Q24N (EFE) Honduras suffers from “chronic poverty” that affects 7 out of 10 people, despite the million-dollar investment aimed at reducing this scourge, which has turned the country into a “factory for the poor,” the director of the Foro hondureño Social de la Deuda Externa (Fosdeh) – Honduran Social Security of the External Debt, Mauricio Díaz.

“Unfortunately, Honduras continues to suffer from what we call chronic poverty, which means that 7 out of 10 people live in poverty, and 5 out of 10 are extremely poor,” said the director of the private forum in an interview with EFE.
At least 6 million Hondurans are poor, a “very tough” situation that has driven irregular migration and reflects that poverty in Honduras is an “unresolved issue,” Díaz said.
He regretted that there are no “visibles” and that “steps are not seen” to quickly change the high rates of poverty in Honduras, where jobs are being lost “massively” and the execution of public investment has fallen.
Inequalities are deepening
The social spending carried out by different governments and the investment in the “failed” Poverty Reduction Strategy, according to the economist, far from being translated into an improvement in the quality of life of the population, have contributed to the “deepening of inequalities and the perpetuation of poverty” in Honduras.
“In the name of the poor and poverty, in recent years we have used between 700,000 million and 900,000 million lempiras (between US$28.5 million and US$36.5 million dollars), but the result is terrible, there are more poor,” in Díaz’s opinion.
Diaz continued that poverty has served as a justification for different governments to approve high public budgets, despite the fact that the strategy to reduce the number of poor “does not exist in real terms.”
Poverty in Honduras, a country of 9.7 million people, increased to 73.6% in 2021, an increase of 10 percentage points compared to 63.7% in 2001, according to the latest official data, cited by the Social Forum on External Debt.
Poverty Breaks Out
Without specifying figures, Díaz indicated that, with the passing of the devastating Hurricane Fifi, in 1974, the poverty rate in Honduras increased, as well as indebtedness and “inadequate” public investment.
“In Honduras, there have been no public policies to combat corruption, poverty or improve development paths, since the economy is sustained by remittances sent by thousands of Hondurans who have emigrated, whose money has contributed to the fact that the number of poor is not older,” he explained.

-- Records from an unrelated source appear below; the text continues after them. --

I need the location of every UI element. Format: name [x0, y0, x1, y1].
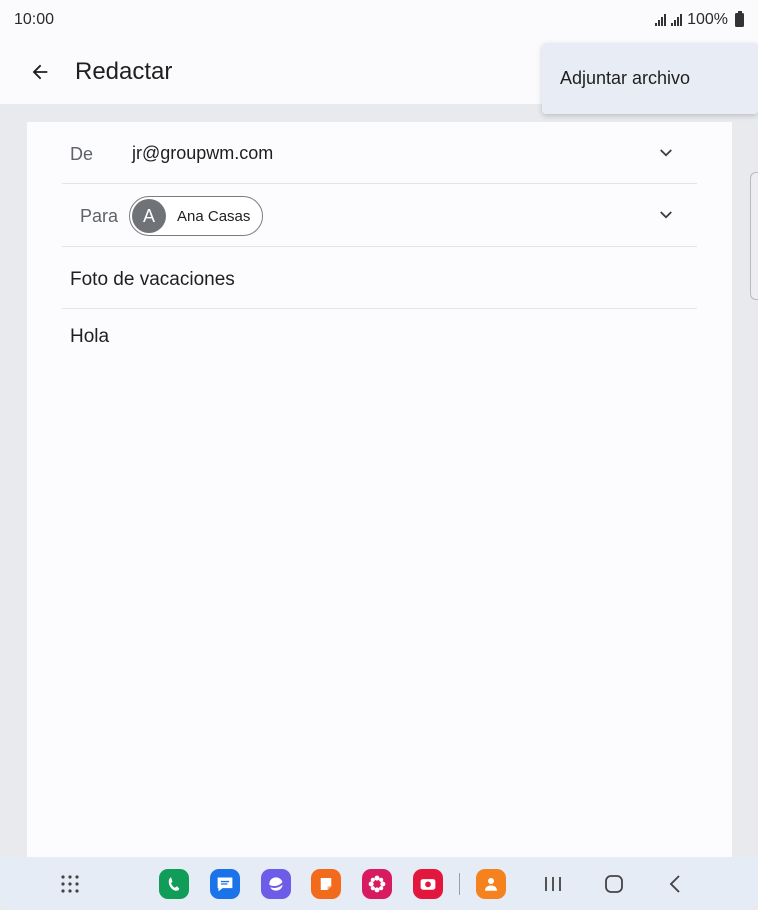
- status-bar: 10:00 100%: [0, 0, 758, 40]
- notes-app-icon[interactable]: [311, 869, 341, 899]
- dock-divider: [459, 873, 460, 895]
- chevron-left-icon: [669, 875, 680, 893]
- grid-icon: [61, 875, 79, 893]
- nav-back-button[interactable]: [660, 869, 690, 899]
- to-label: Para: [80, 206, 119, 226]
- recipient-chip[interactable]: A Ana Casas: [129, 196, 263, 236]
- camera-app-icon[interactable]: [413, 869, 443, 899]
- home-button[interactable]: [599, 869, 629, 899]
- overflow-menu: Adjuntar archivo: [542, 43, 758, 114]
- from-label: De: [70, 144, 94, 164]
- navigation-bar: [0, 857, 758, 910]
- subject-row: Foto de vacaciones: [62, 247, 697, 309]
- subject-field[interactable]: Foto de vacaciones: [70, 269, 235, 291]
- battery-percent: 100%: [687, 11, 728, 28]
- to-row: Para A Ana Casas: [62, 184, 697, 247]
- chevron-down-icon[interactable]: [657, 206, 675, 224]
- status-time: 10:00: [14, 11, 55, 28]
- page-title: Redactar: [75, 58, 173, 85]
- app-drawer-button[interactable]: [55, 869, 85, 899]
- avatar: A: [132, 199, 166, 233]
- gallery-app-icon[interactable]: [362, 869, 392, 899]
- messages-app-icon[interactable]: [210, 869, 240, 899]
- home-icon: [605, 875, 623, 893]
- phone-app-icon[interactable]: [159, 869, 189, 899]
- from-row: De jr@groupwm.com: [62, 122, 697, 184]
- body-field[interactable]: Hola: [70, 326, 109, 348]
- edge-panel-handle[interactable]: [750, 172, 758, 300]
- status-icons: 100%: [655, 11, 744, 29]
- from-field[interactable]: jr@groupwm.com: [132, 143, 273, 164]
- arrow-back-icon: [32, 64, 48, 80]
- recents-icon: [545, 877, 561, 891]
- recent-apps-button[interactable]: [538, 869, 568, 899]
- battery-icon: [735, 11, 744, 27]
- menu-item-attach-file[interactable]: Adjuntar archivo: [560, 68, 690, 89]
- internet-app-icon[interactable]: [261, 869, 291, 899]
- contacts-app-icon[interactable]: [476, 869, 506, 899]
- chevron-down-icon[interactable]: [657, 144, 675, 162]
- signal-icon: [655, 14, 667, 26]
- back-button[interactable]: [25, 57, 55, 87]
- recipient-name: Ana Casas: [177, 207, 251, 225]
- signal-icon-2: [671, 14, 683, 26]
- compose-form: De jr@groupwm.com Para A Ana Casas Foto …: [27, 122, 732, 857]
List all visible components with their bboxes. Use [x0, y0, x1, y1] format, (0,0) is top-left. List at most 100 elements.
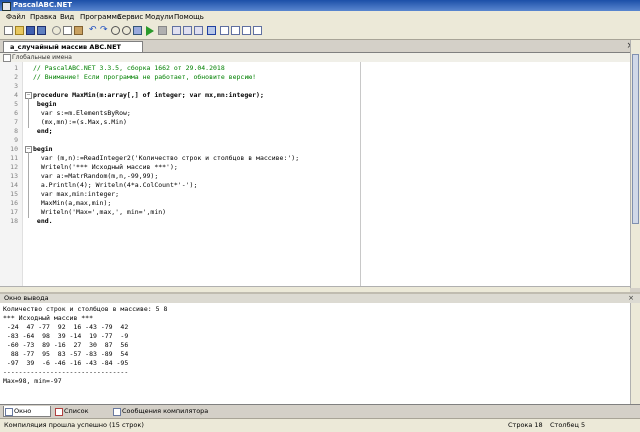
redo-icon[interactable]: ↷	[100, 26, 109, 35]
output-line: --------------------------------	[3, 368, 129, 376]
new-file-icon[interactable]	[4, 26, 13, 35]
code-line[interactable]: end;	[33, 127, 593, 136]
toolbar: ↶ ↷	[0, 23, 640, 40]
line-number: 10	[10, 145, 18, 153]
tab-output[interactable]: Окно вывода	[3, 406, 51, 426]
tab-errors[interactable]: Список ошибок	[54, 406, 110, 426]
step-over-icon[interactable]	[183, 26, 192, 35]
output-line: -97 39 -6 -46 -16 -43 -84 -95	[3, 359, 129, 367]
line-gutter: 1 2 3 4 5 6 7 8 9 10 11 12 13 14 15 16 17 18	[0, 62, 23, 286]
close-output-icon[interactable]: ×	[628, 294, 634, 303]
output-line: Количество строк и столбцов в массиве: 5…	[3, 305, 168, 313]
code-line[interactable]: begin	[33, 145, 593, 154]
menu-tools[interactable]: Сервис	[117, 11, 143, 23]
line-number: 2	[14, 73, 18, 81]
code-line[interactable]: // PascalABC.NET 3.3.5, сборка 1662 от 2…	[33, 64, 593, 73]
line-number: 3	[14, 82, 18, 90]
code-line[interactable]: Writeln('Max=',max,', min=',min)	[33, 208, 593, 217]
code-line[interactable]: procedure MaxMin(m:array[,] of integer; …	[33, 91, 593, 100]
line-number: 18	[10, 217, 18, 225]
editor-tab-bar: a_случайный массив ABC.NET 3.3.pas* ×	[0, 40, 640, 62]
step-out-icon[interactable]	[194, 26, 203, 35]
menu-bar: Файл Правка Вид Программа Сервис Модули …	[0, 11, 640, 23]
code-line[interactable]: var max,min:integer;	[33, 190, 593, 199]
line-number: 16	[10, 199, 18, 207]
menu-file[interactable]: Файл	[6, 11, 25, 23]
find-next-icon[interactable]	[122, 26, 131, 35]
line-number: 13	[10, 172, 18, 180]
line-number: 9	[14, 136, 18, 144]
scrollbar-thumb[interactable]	[632, 54, 639, 224]
code-line[interactable]: // Внимание! Если программа не работает,…	[33, 73, 593, 82]
code-editor[interactable]: 1 2 3 4 5 6 7 8 9 10 11 12 13 14 15 16 17 18 − − // Pasca…	[0, 62, 630, 286]
layout-icon[interactable]	[220, 26, 229, 35]
line-number: 5	[14, 100, 18, 108]
step-icon[interactable]	[172, 26, 181, 35]
code-line[interactable]: MaxMin(a,max,min);	[33, 199, 593, 208]
line-number: 7	[14, 118, 18, 126]
bottom-tabs: Окно вывода Список ошибок Сообщения комп…	[0, 404, 640, 426]
run-icon[interactable]	[146, 26, 154, 36]
global-names-checkbox[interactable]	[3, 54, 11, 62]
code-line[interactable]: var a:=MatrRandom(m,n,-99,99);	[33, 172, 593, 181]
output-scrollbar[interactable]	[630, 303, 640, 404]
code-line[interactable]: var (m,n):=ReadInteger2('Количество стро…	[33, 154, 593, 163]
fold-line	[28, 98, 29, 128]
window-title: PascalABC.NET	[13, 1, 73, 9]
menu-edit[interactable]: Правка	[30, 11, 57, 23]
code-line[interactable]: end.	[33, 217, 593, 226]
code-line[interactable]: a.Println(4); Writeln(4*a.ColCount*'-');	[33, 181, 593, 190]
window-icon[interactable]	[231, 26, 240, 35]
output-title: Окно вывода	[4, 294, 49, 302]
line-number: 8	[14, 127, 18, 135]
app-icon	[2, 2, 11, 11]
cut-icon[interactable]	[52, 26, 61, 35]
status-column: Столбец 5	[550, 421, 586, 429]
tab-compiler-messages[interactable]: Сообщения компилятора	[112, 406, 212, 417]
debug-icon[interactable]	[207, 26, 216, 35]
output-window[interactable]: Количество строк и столбцов в массиве: 5…	[0, 303, 630, 404]
save-icon[interactable]	[26, 26, 35, 35]
find-icon[interactable]	[111, 26, 120, 35]
compiler-tab-icon	[113, 408, 121, 416]
output-line: -83 -64 98 39 -14 19 -77 -9	[3, 332, 129, 340]
stop-icon[interactable]	[158, 26, 167, 35]
save-all-icon[interactable]	[37, 26, 46, 35]
paste-icon[interactable]	[74, 26, 83, 35]
replace-icon[interactable]	[133, 26, 142, 35]
code-line[interactable]	[33, 82, 593, 91]
line-number: 6	[14, 109, 18, 117]
editor-vertical-scrollbar[interactable]	[630, 40, 640, 288]
status-message: Компиляция прошла успешно (15 строк)	[4, 421, 144, 429]
line-number: 1	[14, 64, 18, 72]
menu-help[interactable]: Помощь	[174, 11, 204, 23]
fold-line	[28, 152, 29, 218]
code-line[interactable]: var s:=m.ElementsByRow;	[33, 109, 593, 118]
menu-view[interactable]: Вид	[60, 11, 74, 23]
editor-tab[interactable]: a_случайный массив ABC.NET 3.3.pas*	[3, 41, 143, 62]
output-line: 88 -77 95 83 -57 -83 -89 54	[3, 350, 129, 358]
line-number: 15	[10, 190, 18, 198]
undo-icon[interactable]: ↶	[89, 26, 98, 35]
copy-icon[interactable]	[63, 26, 72, 35]
menu-program[interactable]: Программа	[80, 11, 121, 23]
output-tab-icon	[5, 408, 13, 416]
code-line[interactable]: Writeln('*** Исходный массив ***');	[33, 163, 593, 172]
line-number: 14	[10, 181, 18, 189]
line-number: 17	[10, 208, 18, 216]
split-icon[interactable]	[253, 26, 262, 35]
errors-tab-icon	[55, 408, 63, 416]
code-line[interactable]: (mx,mn):=(s.Max,s.Min)	[33, 118, 593, 127]
code-line[interactable]: begin	[33, 100, 593, 109]
output-line: *** Исходный массив ***	[3, 314, 94, 322]
status-row: Строка 18	[508, 421, 543, 429]
title-bar: PascalABC.NET	[0, 0, 640, 11]
line-number: 11	[10, 154, 18, 162]
menu-modules[interactable]: Модули	[145, 11, 173, 23]
code-line[interactable]	[33, 136, 593, 145]
open-icon[interactable]	[15, 26, 24, 35]
settings-icon[interactable]	[242, 26, 251, 35]
line-number: 12	[10, 163, 18, 171]
output-line: -60 -73 89 -16 27 30 87 56	[3, 341, 129, 349]
output-line: Max=98, min=-97	[3, 377, 62, 385]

Poverty, the economist emphasized, “crowns everywhere and when people have to wear second-hand shoes or underwear it is because the condition in which they live is critical” in the country, where public spending does not adequately address the growing needs of the population.”

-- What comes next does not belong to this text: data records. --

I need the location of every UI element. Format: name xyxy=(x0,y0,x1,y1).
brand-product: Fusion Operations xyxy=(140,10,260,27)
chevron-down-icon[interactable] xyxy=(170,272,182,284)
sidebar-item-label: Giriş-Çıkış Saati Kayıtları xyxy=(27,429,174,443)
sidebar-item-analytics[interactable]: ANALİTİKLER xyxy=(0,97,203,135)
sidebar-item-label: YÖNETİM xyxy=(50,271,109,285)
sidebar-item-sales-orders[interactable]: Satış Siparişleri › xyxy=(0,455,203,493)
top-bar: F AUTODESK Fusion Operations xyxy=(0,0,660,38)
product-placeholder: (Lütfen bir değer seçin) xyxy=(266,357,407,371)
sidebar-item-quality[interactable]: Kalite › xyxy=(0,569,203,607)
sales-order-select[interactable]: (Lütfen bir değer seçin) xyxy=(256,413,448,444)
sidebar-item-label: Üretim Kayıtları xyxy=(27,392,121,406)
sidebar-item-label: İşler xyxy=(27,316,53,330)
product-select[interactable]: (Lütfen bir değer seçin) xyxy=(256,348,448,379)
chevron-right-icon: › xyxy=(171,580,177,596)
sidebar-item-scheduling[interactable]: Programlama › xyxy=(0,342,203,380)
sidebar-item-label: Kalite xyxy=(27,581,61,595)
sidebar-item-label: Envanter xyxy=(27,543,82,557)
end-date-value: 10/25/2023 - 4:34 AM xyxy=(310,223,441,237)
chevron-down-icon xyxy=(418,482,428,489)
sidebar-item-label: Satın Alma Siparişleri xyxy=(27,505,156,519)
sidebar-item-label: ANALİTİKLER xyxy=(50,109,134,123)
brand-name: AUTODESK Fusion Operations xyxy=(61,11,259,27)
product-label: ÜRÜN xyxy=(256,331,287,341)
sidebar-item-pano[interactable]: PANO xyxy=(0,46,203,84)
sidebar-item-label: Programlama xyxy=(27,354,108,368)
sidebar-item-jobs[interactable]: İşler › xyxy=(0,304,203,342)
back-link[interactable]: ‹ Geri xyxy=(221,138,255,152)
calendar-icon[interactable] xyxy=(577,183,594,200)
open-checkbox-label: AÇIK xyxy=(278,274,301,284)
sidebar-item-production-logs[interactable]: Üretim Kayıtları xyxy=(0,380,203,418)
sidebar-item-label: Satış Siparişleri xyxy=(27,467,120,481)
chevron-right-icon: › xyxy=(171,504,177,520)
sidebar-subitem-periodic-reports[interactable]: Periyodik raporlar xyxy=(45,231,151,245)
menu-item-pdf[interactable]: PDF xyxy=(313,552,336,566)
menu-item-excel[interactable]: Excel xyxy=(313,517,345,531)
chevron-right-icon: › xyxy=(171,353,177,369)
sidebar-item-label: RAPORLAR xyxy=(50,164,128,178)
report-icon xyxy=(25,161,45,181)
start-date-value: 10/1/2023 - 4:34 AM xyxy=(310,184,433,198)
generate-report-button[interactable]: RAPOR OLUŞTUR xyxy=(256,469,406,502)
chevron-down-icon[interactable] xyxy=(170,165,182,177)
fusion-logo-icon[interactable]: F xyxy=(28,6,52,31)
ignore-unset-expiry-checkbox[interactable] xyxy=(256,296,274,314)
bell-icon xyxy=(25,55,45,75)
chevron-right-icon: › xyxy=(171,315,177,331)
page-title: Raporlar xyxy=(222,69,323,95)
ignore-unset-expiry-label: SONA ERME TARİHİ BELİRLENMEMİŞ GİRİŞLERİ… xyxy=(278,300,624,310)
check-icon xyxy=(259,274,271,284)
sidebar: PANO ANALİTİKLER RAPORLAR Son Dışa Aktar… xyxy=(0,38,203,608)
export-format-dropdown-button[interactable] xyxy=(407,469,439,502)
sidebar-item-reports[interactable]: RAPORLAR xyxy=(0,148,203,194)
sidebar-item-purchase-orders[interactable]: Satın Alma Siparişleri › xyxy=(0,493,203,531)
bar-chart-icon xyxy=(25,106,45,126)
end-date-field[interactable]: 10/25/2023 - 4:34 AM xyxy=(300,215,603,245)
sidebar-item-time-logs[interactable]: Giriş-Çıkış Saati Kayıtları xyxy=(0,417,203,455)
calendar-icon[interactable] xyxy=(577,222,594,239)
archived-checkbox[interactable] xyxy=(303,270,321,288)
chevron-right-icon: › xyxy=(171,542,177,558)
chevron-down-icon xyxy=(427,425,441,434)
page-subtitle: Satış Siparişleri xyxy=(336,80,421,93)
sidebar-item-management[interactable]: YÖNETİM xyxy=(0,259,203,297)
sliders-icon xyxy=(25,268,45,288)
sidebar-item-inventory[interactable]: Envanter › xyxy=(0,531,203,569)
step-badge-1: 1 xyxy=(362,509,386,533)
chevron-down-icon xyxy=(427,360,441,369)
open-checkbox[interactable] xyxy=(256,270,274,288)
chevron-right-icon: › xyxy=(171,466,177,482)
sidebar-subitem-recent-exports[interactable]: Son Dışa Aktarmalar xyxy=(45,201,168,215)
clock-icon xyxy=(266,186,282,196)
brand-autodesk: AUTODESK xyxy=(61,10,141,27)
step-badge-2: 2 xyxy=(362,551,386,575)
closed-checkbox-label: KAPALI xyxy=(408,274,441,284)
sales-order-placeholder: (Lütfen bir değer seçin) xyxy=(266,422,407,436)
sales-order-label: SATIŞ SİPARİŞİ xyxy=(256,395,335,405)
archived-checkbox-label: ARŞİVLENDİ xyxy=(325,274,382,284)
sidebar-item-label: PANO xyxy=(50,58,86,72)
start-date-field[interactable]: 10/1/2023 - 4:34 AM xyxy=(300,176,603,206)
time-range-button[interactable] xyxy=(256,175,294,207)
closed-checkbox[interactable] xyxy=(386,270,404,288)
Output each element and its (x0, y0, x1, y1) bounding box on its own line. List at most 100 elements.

Against this background, the director of Fosdeh stated that Honduras has become “a factory of impoverishment,” which also “limits the life expectancy of Hondurans”.
He advocated improving public and private investment, creating jobs and fighting corruption, one of the scourges that is largely the cause of the high levels of poverty in Honduras, where 2.3 million people have job problems.
Honduras must “restart a path of public and private investment different from the one we have had,” emphasized Díaz, who also questioned “the absence of public policy” and the “waste and looting of the public treasury” in the country.